Die Zimmerdame brachte Blumen vormittags, einen floral angerichteten Obstteller nachmittags und abends ein Betthupferl; überhaupt plusterten dienstbare Geister permanent die Betten auf, und zum Service des Hauses gehörte "Pillow à la carte", was bedeutet, dass man zu jeder Tages- und Nachtzeit die Kopflagerung gegen - zum Beispiel - ein Entendaunen-Kissen eintauschen kann, falls die Kiele der Gänsefedern zu sehr kratzen. Auf fast jedem Gegenstand in diesem Grand Luxe prangten die verschnörkelten Initialen PR - Panticosa Ressort. Selbst bei den Standaschenbechern vor den Aufzügen waren sie mit viele Liebe zum Detail in den feinen Löschsand geprägt.

Es war leer im Märchenschloss, außer uns gab es kaum Gäste. PR - Panticosa Ressort liegt noch im Schlummer. Eine "Nozar Group" hat das Areal aufgekauft und putzt es auf zum Edel-Erholungsort "a little bit closer to heaven". In den nächsten Jahren sollen vier weitere Hotels entstehen - allesamt in der Kategorie 4-Sterne -, ein Sporthotel-Komplex, ein Golfplatz.

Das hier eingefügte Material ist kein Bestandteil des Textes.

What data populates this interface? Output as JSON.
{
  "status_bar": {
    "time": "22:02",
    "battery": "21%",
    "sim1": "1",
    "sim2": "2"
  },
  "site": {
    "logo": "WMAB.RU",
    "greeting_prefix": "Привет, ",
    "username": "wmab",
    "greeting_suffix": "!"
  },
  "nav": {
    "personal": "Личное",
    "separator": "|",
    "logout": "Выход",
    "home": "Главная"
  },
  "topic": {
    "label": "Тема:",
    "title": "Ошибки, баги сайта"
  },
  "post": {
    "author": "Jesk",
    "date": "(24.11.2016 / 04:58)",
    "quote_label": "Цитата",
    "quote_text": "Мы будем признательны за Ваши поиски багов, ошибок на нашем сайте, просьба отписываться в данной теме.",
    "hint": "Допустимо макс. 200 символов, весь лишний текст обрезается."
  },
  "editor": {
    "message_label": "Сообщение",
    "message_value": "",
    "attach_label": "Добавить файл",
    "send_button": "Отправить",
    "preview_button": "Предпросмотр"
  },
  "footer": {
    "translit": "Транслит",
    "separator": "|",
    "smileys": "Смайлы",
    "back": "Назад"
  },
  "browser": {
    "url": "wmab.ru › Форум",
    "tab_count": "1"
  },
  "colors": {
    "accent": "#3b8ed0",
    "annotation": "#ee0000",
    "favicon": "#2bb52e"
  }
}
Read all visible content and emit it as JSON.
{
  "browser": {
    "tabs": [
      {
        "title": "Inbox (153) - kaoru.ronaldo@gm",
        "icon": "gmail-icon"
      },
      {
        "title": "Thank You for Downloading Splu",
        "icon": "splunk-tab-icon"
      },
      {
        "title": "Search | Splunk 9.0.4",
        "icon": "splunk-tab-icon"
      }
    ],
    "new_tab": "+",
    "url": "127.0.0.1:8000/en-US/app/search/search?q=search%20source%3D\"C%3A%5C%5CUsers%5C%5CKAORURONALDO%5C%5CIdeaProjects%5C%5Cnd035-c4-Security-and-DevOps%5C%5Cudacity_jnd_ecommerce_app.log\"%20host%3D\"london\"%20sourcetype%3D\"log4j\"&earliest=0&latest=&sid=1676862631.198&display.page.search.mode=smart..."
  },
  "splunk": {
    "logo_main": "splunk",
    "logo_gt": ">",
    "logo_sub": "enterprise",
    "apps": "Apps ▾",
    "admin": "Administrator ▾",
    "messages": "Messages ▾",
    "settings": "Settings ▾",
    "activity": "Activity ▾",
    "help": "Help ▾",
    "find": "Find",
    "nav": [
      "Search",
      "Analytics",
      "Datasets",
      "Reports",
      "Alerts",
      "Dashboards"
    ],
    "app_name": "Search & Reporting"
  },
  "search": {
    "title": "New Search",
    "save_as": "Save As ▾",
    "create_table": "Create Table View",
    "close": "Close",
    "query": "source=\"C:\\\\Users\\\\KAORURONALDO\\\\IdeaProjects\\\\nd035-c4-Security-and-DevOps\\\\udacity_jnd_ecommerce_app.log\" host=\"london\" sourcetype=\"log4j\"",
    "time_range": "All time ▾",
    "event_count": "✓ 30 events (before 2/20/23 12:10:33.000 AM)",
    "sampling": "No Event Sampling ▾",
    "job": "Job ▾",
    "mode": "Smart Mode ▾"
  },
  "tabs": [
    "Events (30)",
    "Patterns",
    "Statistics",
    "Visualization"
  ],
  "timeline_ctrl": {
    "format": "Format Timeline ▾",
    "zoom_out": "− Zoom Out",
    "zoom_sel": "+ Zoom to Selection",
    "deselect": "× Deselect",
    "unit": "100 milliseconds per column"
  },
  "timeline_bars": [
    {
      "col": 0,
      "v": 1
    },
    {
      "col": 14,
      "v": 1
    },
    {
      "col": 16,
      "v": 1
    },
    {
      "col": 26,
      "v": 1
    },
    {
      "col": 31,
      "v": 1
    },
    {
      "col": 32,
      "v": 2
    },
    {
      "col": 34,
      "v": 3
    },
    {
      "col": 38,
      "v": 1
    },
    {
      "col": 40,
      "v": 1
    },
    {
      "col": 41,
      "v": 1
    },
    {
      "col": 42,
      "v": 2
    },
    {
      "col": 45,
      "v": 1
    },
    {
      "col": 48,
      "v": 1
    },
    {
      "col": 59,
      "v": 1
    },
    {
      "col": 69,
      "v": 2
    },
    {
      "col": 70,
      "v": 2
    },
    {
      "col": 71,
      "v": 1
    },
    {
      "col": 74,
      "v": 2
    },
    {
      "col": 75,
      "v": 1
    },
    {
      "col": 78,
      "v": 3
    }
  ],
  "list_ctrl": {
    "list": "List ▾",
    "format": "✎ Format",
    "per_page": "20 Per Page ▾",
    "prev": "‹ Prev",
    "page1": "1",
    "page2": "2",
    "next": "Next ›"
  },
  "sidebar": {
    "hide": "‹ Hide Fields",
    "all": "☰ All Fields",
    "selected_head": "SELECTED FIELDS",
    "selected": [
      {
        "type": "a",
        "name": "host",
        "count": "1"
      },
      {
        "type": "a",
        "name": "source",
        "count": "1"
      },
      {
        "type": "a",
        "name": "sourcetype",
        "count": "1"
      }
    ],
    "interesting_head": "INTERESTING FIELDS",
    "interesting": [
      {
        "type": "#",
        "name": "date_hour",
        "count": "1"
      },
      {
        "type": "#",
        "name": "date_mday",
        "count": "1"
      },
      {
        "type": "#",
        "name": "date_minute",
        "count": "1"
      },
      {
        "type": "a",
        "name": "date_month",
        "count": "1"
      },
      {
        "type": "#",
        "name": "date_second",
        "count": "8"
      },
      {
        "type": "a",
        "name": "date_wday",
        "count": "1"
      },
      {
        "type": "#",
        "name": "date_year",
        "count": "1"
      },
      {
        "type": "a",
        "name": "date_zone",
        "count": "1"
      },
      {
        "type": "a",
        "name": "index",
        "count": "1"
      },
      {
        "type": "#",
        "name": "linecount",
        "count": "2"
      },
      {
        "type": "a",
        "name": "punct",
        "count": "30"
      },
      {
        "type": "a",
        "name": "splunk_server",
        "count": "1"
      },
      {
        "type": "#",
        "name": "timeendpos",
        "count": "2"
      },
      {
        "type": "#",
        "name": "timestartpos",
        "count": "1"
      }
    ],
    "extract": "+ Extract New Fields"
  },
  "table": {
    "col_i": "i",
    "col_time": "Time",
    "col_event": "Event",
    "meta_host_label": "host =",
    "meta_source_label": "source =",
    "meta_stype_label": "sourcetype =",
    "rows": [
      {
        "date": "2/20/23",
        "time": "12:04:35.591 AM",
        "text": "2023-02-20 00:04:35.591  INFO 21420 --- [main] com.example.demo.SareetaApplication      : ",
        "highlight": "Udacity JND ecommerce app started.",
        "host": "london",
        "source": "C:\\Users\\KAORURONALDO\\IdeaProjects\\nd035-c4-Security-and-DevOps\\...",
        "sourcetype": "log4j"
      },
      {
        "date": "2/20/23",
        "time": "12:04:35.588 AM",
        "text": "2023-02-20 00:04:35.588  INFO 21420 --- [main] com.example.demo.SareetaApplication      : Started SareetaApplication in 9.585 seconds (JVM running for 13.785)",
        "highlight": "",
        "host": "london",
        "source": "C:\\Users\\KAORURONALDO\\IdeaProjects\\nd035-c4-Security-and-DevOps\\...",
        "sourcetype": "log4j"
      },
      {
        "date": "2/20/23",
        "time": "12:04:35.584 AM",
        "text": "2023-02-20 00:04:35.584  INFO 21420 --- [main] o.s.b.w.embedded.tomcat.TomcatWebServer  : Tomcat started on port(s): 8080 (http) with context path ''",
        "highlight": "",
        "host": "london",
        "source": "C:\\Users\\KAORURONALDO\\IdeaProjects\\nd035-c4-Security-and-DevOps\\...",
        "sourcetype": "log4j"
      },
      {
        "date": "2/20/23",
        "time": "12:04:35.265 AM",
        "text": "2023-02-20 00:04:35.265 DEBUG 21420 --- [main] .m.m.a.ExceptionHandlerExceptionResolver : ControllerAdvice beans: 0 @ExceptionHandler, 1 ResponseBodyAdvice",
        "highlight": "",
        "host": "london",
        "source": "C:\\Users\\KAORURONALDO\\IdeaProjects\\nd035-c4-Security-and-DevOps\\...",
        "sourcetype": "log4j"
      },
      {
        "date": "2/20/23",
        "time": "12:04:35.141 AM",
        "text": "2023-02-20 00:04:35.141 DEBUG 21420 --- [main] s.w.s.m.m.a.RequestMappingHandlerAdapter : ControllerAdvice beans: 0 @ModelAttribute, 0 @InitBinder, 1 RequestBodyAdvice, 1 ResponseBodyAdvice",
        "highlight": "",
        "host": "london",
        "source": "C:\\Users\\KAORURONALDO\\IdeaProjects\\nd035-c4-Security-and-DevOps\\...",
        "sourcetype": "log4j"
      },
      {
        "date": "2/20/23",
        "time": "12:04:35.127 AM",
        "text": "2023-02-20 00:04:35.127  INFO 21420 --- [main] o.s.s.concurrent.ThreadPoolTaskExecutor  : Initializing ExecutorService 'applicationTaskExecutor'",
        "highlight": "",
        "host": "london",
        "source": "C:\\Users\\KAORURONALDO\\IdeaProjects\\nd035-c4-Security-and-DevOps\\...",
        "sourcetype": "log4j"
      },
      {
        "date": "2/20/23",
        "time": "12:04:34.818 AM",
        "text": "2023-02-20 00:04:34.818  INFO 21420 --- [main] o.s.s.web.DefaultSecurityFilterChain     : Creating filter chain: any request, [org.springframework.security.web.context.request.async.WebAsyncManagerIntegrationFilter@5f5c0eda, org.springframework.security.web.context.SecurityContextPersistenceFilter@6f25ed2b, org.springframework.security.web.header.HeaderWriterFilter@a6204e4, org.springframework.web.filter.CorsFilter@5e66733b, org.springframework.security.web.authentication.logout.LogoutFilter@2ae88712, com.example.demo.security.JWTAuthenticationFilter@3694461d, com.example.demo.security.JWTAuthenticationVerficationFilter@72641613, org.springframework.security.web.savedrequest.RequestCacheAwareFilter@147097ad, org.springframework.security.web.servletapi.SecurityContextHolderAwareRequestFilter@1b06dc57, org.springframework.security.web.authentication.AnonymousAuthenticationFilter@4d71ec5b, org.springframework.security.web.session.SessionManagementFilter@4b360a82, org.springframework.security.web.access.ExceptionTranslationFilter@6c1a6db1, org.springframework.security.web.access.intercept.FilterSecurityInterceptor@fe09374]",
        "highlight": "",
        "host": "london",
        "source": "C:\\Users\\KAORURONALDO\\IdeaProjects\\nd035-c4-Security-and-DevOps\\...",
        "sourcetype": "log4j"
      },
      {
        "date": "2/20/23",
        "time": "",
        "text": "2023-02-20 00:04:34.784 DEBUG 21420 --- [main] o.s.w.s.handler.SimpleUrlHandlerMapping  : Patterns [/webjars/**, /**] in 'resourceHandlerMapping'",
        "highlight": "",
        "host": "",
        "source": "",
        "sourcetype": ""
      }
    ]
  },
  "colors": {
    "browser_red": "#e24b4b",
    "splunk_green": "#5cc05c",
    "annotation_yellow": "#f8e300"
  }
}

Was braucht der Mensch? Was gegen Kälte, was gegen Nässe, was gegen Sonne, was gegen Hunger, was gegen Durst und ab und zu ein Wolkenschloss. Einen zweiten Tag im Grand Hotel hätten wir weder ausgehalten noch bezahlen können. Gut genährt und erholt brachen wir wieder auf ins Gebirge. In zwei Jahren gibt es in Balneario Panticosa auch die geplante Shopping Gallery. Mit etwas Glück kann man dort dann Lebensmittel kaufen.